Kenneth K. Lee is President Trump’s nominee to the Ninth Circuit Court of Appeals. Lee is well-qualified for the job. He clerked for Judge Emilio Garza of the Fifth Circuit; served as Associate White House Counsel to President George W. Bush and as special counsel on the United States Senate Judiciary Committee; and now is a partner at a prestigious law firm. In addition, he has taught law as an adjunct professor at Pepperdine University Law School.

Lee’s nomination faces opposition from Democrats, as all nominations of conservatives to courts at this level do. As has become their custom, the Dems are focusing Lee’s writings as a college student.

Most of the writings objected to by the Democrats involve race. In these writings Lee opposes, occasionally in immature terms, racial segregation and racial preferences on campus and, more generally, identity politics and the culture of victimization. Lee, whose family moved to the U.S. from South Korea when he was four, did not believe in these things as a college student. Hopefully, he still doesn’t believe in them.

He does, however, believe in mentoring young attorneys, and has been commended for mentoring African-American lawyers at his firm. He is an active member of the firm’s diversity and inclusion committee. In addition, he has provided free representation to African-Americans in cases involving the criminal justice system.

On this record, Democrats will probably be unable to block Lee because of his views (past or present) on matters of race, or because of his college writings generally.

But the left never gives up, so it has come up with another angle on Lee’s college writings. It attacks him for not disclosing some of them.

Those of us who didn’t write much for public consumption when we were young may not understand the great difficulty those who did have in remembering and/or finding every article they produced. The task is sufficiently challenging that there are firms that provide this service to nominees.

Even these specialists sometimes are unable to find everything. I know of a case in which such a firm missed a number of articles its client wrote decades earlier.

It’s easy to understand why. The publication may be defunct. Defunct or not, it’s unlikely to be digitized.

In Ken Lee’s case, this was true of two publications he wrote for in his youth: the Cornell Review and Heterodoxy. As I understand it, the latter is defunct and the former is not digitized.

In his original disclose, Lee included a goodly amount of his student writing — enough to raise the hackles of his leftist opponents. However, the initial disclosure was incomplete. When Lee learned of articles that were not disclosed, he informed the Judiciary Committee of these writings. Apparently, he still wasn’t able to find a few additional articles that later were uncovered.

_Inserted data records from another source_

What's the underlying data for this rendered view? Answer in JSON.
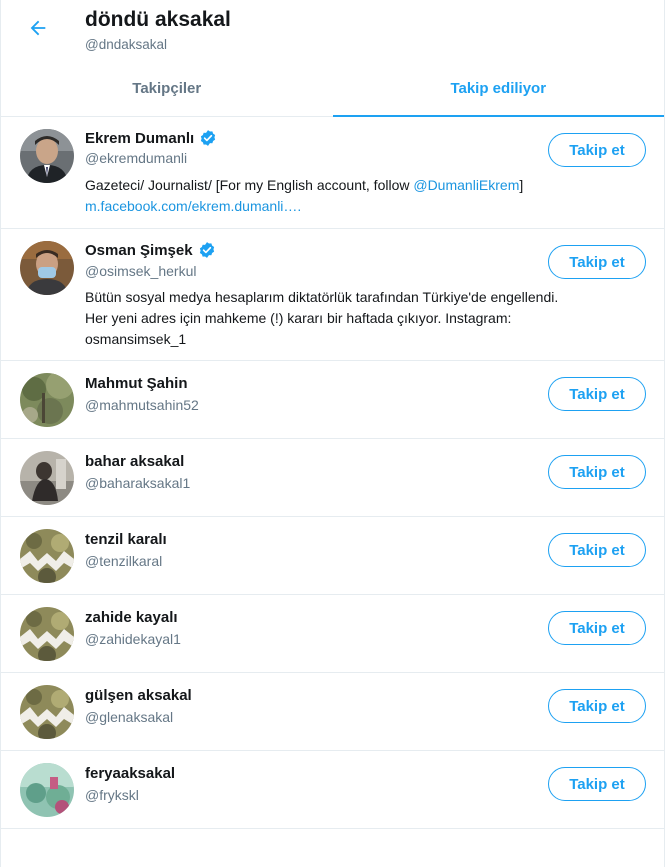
{
  "header": {
    "title": "döndü aksakal",
    "handle": "@dndaksakal",
    "back_icon": "arrow-left-icon"
  },
  "tabs": [
    {
      "label": "Takipçiler",
      "active": false
    },
    {
      "label": "Takip ediliyor",
      "active": true
    }
  ],
  "colors": {
    "accent": "#1da1f2",
    "link": "#1b95e0",
    "secondary_text": "#657786",
    "divider": "#e6ecf0"
  },
  "users": [
    {
      "name": "Ekrem Dumanlı",
      "verified": true,
      "handle": "@ekremdumanli",
      "follow_label": "Takip et",
      "bio_line1_pre": "Gazeteci/ Journalist/ [For my English account, follow ",
      "bio_line1_link": "@DumanliEkrem",
      "bio_line1_post": "]",
      "bio_line2_link": "m.facebook.com/ekrem.dumanli…."
    },
    {
      "name": "Osman Şimşek",
      "verified": true,
      "handle": "@osimsek_herkul",
      "follow_label": "Takip et",
      "bio_line1": "Bütün sosyal medya hesaplarım diktatörlük tarafından Türkiye'de engellendi.",
      "bio_line2": "Her yeni adres için mahkeme (!) kararı bir haftada çıkıyor. Instagram:",
      "bio_line3": "osmansimsek_1"
    },
    {
      "name": "Mahmut Şahin",
      "verified": false,
      "handle": "@mahmutsahin52",
      "follow_label": "Takip et"
    },
    {
      "name": "bahar aksakal",
      "verified": false,
      "handle": "@baharaksakal1",
      "follow_label": "Takip et"
    },
    {
      "name": "tenzil karalı",
      "verified": false,
      "handle": "@tenzilkaral",
      "follow_label": "Takip et"
    },
    {
      "name": "zahide kayalı",
      "verified": false,
      "handle": "@zahidekayal1",
      "follow_label": "Takip et"
    },
    {
      "name": "gülşen aksakal",
      "verified": false,
      "handle": "@glenaksakal",
      "follow_label": "Takip et"
    },
    {
      "name": "feryaaksakal",
      "verified": false,
      "handle": "@frykskl",
      "follow_label": "Takip et"
    }
  ]
}
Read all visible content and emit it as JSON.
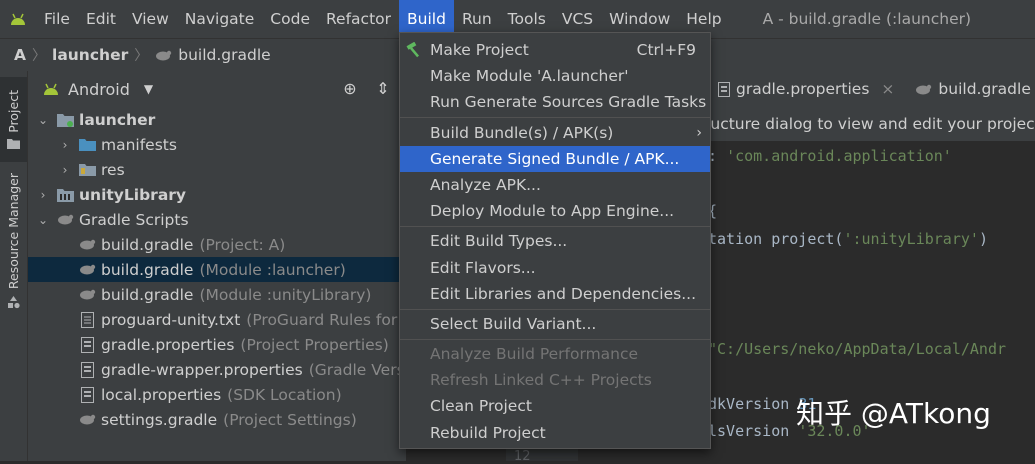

So what? It’s absurd enough to oppose a nominee because of positions he took in his writings as a college student. It’s ridiculous to oppose a nominee because he is unable to locate all of his ancient writings in the time allowed him by the Senate.

Republicans should confirm Ken Lee. Doing so will not only put a well-qualified nominee on the bench, but also strike a blow against the Democratic gamesmanship when it comes to college writing by nominees.

If the Democrats choose to engage in these shenanigans as a fundraising tool, there’s nothing Republicans can do to stop them. But they should never allow the shenanigans to derail a nominee.